To deal with this treatment problem, Dr. Michael Boettcher’s group at DKFZ used DECIPHER short-hairpin RNA (shRNA) libraries running loss-of-function genetic screens on pancreatic cancer cells to spot genes that enable cells to resist gemcitabine-induced lethality. They screened cellular structure with both DECIPHER Library Modules 1 and a couple of which target approximately 10,000 human genes in whole. Each lentiviral-based library module consists of 27,500 shRNA expression constructs targeting approximately 5,000 human genes—each gene targeted by 5-6 hairpins.

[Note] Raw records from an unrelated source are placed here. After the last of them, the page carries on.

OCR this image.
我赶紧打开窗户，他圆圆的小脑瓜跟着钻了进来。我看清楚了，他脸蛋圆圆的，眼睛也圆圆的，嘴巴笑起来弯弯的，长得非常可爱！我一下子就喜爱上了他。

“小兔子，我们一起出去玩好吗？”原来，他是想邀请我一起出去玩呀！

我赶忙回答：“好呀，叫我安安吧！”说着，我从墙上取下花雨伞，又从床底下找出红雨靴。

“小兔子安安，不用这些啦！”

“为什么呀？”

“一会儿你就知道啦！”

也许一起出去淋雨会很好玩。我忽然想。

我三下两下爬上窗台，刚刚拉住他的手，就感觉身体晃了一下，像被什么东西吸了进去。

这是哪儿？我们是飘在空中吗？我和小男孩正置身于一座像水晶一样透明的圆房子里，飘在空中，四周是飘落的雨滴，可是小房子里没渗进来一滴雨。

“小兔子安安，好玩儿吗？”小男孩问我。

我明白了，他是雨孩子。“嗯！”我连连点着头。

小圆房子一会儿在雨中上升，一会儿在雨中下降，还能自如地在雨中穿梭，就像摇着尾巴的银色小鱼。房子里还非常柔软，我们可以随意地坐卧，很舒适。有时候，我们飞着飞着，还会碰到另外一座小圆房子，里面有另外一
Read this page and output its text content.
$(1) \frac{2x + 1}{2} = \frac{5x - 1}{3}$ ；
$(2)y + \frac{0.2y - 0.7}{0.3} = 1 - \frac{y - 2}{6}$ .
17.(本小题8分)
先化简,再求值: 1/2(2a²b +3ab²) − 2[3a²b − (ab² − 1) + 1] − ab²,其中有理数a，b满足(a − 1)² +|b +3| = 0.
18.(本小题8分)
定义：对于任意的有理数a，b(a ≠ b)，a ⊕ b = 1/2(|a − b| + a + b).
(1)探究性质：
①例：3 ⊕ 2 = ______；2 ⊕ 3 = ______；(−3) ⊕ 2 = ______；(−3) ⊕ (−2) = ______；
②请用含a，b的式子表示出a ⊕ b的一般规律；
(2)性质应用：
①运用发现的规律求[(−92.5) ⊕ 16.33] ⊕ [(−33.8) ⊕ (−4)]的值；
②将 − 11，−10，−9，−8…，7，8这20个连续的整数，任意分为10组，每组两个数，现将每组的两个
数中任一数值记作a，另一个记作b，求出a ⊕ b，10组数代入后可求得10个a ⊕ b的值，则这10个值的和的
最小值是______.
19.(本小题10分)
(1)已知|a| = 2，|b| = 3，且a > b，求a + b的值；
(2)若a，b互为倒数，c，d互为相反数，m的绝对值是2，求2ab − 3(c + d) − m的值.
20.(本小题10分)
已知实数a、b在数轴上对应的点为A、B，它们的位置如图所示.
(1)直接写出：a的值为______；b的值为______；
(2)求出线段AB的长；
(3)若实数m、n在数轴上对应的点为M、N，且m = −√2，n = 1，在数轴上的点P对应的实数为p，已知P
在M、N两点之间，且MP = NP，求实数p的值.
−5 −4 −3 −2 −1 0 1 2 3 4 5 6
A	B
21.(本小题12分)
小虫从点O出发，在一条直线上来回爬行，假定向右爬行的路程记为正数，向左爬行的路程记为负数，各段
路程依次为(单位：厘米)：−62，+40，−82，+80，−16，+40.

To run the screens, cells were transduced while using libraries then helped by gemcitabine with the goal to name genes that, when knocked down, made the cell weaker to gemcitabine. Interference using the function of those genes, then, would seem to become synthetically lethal with gemcitabine. Thus, these genes could be good potential targets for the combination treatment while using drug.
Inside the screening, they identified about 70 genes with synthetic lethal effects in conjunction with gemcitabine. Highly represented inside the hits were genes interested in DNA damage response and repair, which was expected since gemcitabine is often a DNA damaging agent. They focused specifically on genes identified within the screen that had been upstream from the checkpoint kinase 1 (CHK1) of the ATR/CHK1 pathway. Specifically, RAD17, HUS1, WEE1, and RFC3 all resulted in within the screen, and but RCF3 were subsequently confirmed with 3 independent shRNA constructs.
All of those other study dedicated to the RAD17 gene. They demonstrated that knocking down this gene increased lethality of gemcitabine by forcing cells with damaged DNA to get in mitosis. The same effect was shown previously for WEE1 by Aarts, et alii., that is also identified from the screen. In point of fact, a potent inhibitor of WEE1 kinase (MK-1775) is scheduled in conjunction with gemcitabine and platinum-based drugs for phase I clinical tests.